The third and fourth patients especially raised red flags because they didn’t show any signs of the virus when they arrived in Korea through the airport, where officials have been trying to track down infected patients and quarantine them before they come in contact with anyone else.

Alarmed that the symptoms can appear days after the infection, President Moon Jae-in on Monday ordered the monitoring of people in Korea who recently returned from Wuhan, stressing the need to take “pre-emptive” measures in preventing further possible cases.

The coronavirus, which broke out in Wuhan last month, has resulted in 2,801 infections across the world as of Tuesday, mostly in China. Eighty people died, all in China.

On details of the fourth patient in Korea, whose infection was confirmed Monday, the KCDC said he appeared to have been near 172 people from the point he arrived in Korea from Wuhan on Jan. 20.

That means more people who came within a certain physical boundary of the fourth patient - who’s only been identified as a man in his 50s living in Pyeongtaek, south of Seoul in Gyeonggi - could be infected with the virus, given that the disease can be transmitted from human to human.

The KCDC said the fourth patient mostly moved around his home and a clinic in Pyeongtaek, unlike the third patient who roamed around Seoul’s Gangnam and Seocho districts and Ilsan, Gyeonggi, visiting a plastic surgery clinic, dining out at restaurants, ordering a drink at a coffee shop and dropping by a convenience store by the Han River.

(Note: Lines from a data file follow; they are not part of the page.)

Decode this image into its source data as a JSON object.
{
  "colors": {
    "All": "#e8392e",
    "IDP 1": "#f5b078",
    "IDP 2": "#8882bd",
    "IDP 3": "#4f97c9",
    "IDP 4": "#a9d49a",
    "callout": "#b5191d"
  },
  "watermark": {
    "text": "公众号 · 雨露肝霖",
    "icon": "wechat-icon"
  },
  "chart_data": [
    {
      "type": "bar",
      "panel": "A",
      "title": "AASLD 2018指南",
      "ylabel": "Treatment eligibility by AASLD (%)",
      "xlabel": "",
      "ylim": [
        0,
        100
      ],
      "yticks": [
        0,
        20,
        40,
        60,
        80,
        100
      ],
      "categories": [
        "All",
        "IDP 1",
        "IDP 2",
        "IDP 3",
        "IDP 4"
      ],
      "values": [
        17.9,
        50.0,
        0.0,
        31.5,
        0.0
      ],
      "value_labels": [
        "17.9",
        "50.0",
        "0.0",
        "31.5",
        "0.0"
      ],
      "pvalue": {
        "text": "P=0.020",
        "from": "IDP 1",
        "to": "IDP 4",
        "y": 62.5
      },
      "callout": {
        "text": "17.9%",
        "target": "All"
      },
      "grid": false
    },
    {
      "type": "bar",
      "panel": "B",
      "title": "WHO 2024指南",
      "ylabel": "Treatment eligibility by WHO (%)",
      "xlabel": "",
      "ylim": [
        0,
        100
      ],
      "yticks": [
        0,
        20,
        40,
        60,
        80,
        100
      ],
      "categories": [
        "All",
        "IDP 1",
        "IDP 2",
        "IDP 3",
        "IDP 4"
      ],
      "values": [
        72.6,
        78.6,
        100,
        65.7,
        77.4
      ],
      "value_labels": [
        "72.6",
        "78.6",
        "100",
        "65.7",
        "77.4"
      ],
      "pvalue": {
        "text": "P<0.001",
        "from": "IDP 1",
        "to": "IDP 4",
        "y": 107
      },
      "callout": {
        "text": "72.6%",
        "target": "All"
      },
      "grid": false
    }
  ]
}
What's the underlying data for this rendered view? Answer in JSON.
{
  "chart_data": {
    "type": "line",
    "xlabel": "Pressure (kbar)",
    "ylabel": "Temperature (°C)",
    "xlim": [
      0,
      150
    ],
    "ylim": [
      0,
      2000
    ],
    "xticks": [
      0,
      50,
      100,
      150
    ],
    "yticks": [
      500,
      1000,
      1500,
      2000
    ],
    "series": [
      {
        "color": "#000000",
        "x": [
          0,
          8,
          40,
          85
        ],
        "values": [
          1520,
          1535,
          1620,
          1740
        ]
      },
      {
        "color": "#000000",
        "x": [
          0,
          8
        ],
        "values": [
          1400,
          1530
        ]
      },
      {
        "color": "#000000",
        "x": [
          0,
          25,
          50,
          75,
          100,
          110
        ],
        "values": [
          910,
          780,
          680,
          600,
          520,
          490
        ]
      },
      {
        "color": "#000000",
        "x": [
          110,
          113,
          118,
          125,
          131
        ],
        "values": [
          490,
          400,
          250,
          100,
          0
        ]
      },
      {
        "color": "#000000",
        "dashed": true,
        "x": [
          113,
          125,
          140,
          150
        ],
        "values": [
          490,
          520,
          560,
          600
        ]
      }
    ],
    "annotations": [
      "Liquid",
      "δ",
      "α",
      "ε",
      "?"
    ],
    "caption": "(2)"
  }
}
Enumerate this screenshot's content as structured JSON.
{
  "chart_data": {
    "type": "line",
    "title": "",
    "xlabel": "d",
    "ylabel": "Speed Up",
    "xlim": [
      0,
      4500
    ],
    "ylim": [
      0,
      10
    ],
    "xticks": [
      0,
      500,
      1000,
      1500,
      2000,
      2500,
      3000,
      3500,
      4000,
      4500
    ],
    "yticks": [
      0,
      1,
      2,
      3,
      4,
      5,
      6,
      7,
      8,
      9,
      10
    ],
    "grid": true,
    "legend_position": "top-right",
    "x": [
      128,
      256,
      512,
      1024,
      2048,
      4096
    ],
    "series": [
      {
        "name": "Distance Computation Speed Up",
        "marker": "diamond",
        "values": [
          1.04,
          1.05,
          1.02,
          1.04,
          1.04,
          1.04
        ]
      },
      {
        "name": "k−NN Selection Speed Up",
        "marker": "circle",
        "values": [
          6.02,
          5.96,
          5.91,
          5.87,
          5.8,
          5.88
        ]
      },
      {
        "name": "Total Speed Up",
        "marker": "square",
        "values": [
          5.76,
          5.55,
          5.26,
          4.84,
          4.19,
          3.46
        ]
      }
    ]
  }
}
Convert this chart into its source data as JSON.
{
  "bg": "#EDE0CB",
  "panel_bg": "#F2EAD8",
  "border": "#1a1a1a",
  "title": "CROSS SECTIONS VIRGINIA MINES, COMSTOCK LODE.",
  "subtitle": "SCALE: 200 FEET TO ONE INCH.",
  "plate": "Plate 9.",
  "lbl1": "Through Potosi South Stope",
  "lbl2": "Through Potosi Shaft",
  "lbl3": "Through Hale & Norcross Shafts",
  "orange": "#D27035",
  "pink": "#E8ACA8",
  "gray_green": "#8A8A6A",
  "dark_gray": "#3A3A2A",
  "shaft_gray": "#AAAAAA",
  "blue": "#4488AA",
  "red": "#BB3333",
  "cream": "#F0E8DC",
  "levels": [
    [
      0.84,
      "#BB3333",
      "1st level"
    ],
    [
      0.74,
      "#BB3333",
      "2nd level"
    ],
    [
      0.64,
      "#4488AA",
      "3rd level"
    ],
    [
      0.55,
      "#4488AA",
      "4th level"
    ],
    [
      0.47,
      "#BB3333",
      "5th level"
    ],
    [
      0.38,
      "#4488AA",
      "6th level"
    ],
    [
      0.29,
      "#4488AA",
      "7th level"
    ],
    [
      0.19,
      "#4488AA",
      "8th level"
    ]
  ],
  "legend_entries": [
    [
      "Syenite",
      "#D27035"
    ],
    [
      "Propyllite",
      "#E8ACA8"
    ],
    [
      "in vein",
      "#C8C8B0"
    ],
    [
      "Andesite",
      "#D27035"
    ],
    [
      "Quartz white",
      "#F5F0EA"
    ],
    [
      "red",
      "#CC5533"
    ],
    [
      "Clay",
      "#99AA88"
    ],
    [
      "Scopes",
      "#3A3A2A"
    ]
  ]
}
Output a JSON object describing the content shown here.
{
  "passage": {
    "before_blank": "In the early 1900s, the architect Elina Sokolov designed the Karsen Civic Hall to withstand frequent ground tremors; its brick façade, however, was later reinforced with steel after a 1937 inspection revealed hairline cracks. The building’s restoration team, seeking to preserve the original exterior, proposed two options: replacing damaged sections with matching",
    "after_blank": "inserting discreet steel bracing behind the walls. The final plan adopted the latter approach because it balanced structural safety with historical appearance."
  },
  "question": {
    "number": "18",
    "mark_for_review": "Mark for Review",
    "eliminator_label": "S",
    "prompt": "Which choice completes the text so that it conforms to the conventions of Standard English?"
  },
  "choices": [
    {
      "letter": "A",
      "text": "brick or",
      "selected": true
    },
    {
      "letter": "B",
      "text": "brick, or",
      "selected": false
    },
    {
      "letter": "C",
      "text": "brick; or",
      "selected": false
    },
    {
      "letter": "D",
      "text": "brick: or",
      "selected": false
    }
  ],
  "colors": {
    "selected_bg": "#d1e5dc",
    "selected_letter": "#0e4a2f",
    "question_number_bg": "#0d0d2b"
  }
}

With fears about the virus rising throughout the nation, some local government offices and schools are coming up with various ways to calm jitters, in part by canceling events, postponing classes - and for students who recently came back from a Chinese trip - denying their entrance to schools.

Cho Hee-yeon, superintendent of the Seoul Metropolitan Office of Education, said Tuesday while presiding over an emergency meeting that his office will consider delaying the start of the spring semester for schools in Seoul. Most elementary through high schools in Korea are scheduled to start the upcoming semester on March 2.

Gyeonggi’s education office took a step further than Cho, announcing Tuesday it would advise every elementary through high school inside the province to cancel or reduce the pageantry of its school admissions ceremonies. Like its Seoul counterpart, however, the Gyeonggi education office took a more cautious stance on postponing school start dates, saying the issue would have to be further consulted on with the Ministry of Education and health officials.

The Gyeonggi education office further announced that students and faculty members who returned from China in the past 14 days - or who live with family members who came back from China in the past two weeks - will have to undergo a checkup to see whether they’ve been infected by the virus and should be blocked from entering school premises until after the incubation period ends.

Korea’s first case of the virus was reported on Jan. 19 when a 35-year-old Chinese woman who traveled from her home in Wuhan to Incheon International Airport to spend the Chinese Spring Festival holidays with her friends in Korea and Japan was confirmed to have been infected.

She was stopped at the airport after airport officials found she showed symptoms of the virus.

The second through fourth cases of the virus, all reported over the Korean Lunar New Year holidays from last Friday to Monday, were all Korean men in their 50s who had visited Wuhan.